Each female housing member 20 further contains a plurality of electrically conductive terminals 38 disposed therewithin and extending outwardly therefrom. The terminals 38 include contact portions 40 which are disposed along the interior surfaces 33 of the pedestal 32 and tail portions 42 which extend outwardly from the female housing member 20. The terminal tail portions 42 penetrate through bases of the female housing members 20 and extend outwardly adjacent the bottom or side surfaces thereof for engagement with contact traces (not shown) on the circuit board 14. The terminals 38 preferably are of a high density or close pitch.

As illustrated in FIG. 1, the dual female housing members 20 are interconnected at their opposite ends by spacer or bridging members 50 which extend for approximately the full width of the housings 20 between the outermost sidewalls 22 thereof. The spacer members 50 are preferably identical in shape with each other and preferably include mounting posts 54 which extend downwardly as shown in FIG. 3 and are received in appropriately sized openings (not shown) formed in the circuit board 14 to accurately position the connector assembly 16 on the circuit board.

The spacer members 50 maintain the two female housings 20 in a spaced-apart generally parallel relationship and are formed from the same material as housings 20 such as a conventional insulative, dielectric material like plastic and preferably a high-temperature material such as liquid crystal polymer (LCP).

In an important aspect of the present invention, the spacer members 50 have integrated therewith electrically conductive power terminals, illustrated in FIGS. 1 and 3 as blade-engaging contacts 52. Locating the power terminals in the spacer portions of the connector assembly allows for the use of high density, close pitch signal terminals with printed circuit board modules requiring high current. The blade-engaging contacts 52 are disposed in cavities 53 formed in the body of the spacer members 50 and include opposing contact portions 55 interconnected together at body portions 56 which terminate in tail portions 57 that extend through corresponding openings 58 formed in the circuit board 14. The openings 58 are adjacent to power circuit leads 59 formed on the circuit board and are connected thereto by conventional soldering. The contact portions 55 of the blade contacts 52 may be configured to have particular engagement surfaces 90 formed thereon which resiliently engage a mating power terminal 82 of the opposing connector assembly 18 to ensure reliable electrical contact.

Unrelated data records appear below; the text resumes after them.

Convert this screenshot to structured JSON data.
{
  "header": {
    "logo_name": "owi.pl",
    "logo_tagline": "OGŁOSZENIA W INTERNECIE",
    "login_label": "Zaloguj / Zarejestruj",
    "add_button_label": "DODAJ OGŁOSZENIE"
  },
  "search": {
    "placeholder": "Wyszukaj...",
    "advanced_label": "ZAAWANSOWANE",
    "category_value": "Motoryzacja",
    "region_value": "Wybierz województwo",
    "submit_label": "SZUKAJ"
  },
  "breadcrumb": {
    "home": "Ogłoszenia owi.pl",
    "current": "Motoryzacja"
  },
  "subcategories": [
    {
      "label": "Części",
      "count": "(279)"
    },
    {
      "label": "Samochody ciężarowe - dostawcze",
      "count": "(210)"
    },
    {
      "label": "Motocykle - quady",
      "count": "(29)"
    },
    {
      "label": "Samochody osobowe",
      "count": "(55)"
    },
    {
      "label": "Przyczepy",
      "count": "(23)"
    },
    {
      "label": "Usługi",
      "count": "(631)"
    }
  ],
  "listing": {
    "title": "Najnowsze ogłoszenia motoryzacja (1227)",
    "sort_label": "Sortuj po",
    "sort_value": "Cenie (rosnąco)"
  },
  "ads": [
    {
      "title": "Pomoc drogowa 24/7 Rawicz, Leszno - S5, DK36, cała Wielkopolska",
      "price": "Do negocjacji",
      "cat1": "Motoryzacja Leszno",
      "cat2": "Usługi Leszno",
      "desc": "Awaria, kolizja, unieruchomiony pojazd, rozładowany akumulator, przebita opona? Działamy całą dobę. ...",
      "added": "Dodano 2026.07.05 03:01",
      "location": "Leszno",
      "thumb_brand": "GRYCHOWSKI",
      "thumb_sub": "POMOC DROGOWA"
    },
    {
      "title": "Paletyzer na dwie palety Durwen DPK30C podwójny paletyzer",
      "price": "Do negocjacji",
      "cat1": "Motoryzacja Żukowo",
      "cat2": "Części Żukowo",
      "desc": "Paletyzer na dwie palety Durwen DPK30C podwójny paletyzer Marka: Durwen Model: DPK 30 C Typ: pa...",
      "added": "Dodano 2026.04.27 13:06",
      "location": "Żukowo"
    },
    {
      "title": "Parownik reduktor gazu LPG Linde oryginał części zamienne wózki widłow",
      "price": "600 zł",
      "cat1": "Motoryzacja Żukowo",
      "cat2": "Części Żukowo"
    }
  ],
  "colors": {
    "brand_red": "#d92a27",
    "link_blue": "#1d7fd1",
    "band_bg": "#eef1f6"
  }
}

The blade-engaging contacts 52 may be inserted into the spacer member cavities 53 after molding thereof as is known in the art or they may be inserted into a spacer member mold and the spacer member 50 molded around them, also as known in the art. As illustrated in the embodiment of FIGS. 1-3, the spacers 50 may be integrally formed with the housings 20 so that the resulting female connector assembly 16 constitutes a unitary structure or, as described below with respect to FIGS. 5 and 6, may be separate members.

In instances where the spacer members 50 are integrally formed with the female housing members 20, the endwalls 26, 28 of the receptacles 30 abut the spacer members 50 and may be offset as illustrated in FIG. 1 to provide a polarizing means, shown as notches 19 which receive like-shaped protrusions 17 from counterpart male housing members 60 in order to ensure a proper orientation between the circuits of the two circuit boards 12 and 14.

The male connector assembly 18 includes two elongated male housing members 60, each having a pair of protruding plugs, shown as elongated wall portions 62, 64 interconnected to a pair of endwalls 67, 68 at opposing ends to define an overall rectangular plug associated with each male housing member. The endwalls 67, 68 provide reinforcement to the relatively thin plug walls 62, 64 and further define the polarizing means as described above.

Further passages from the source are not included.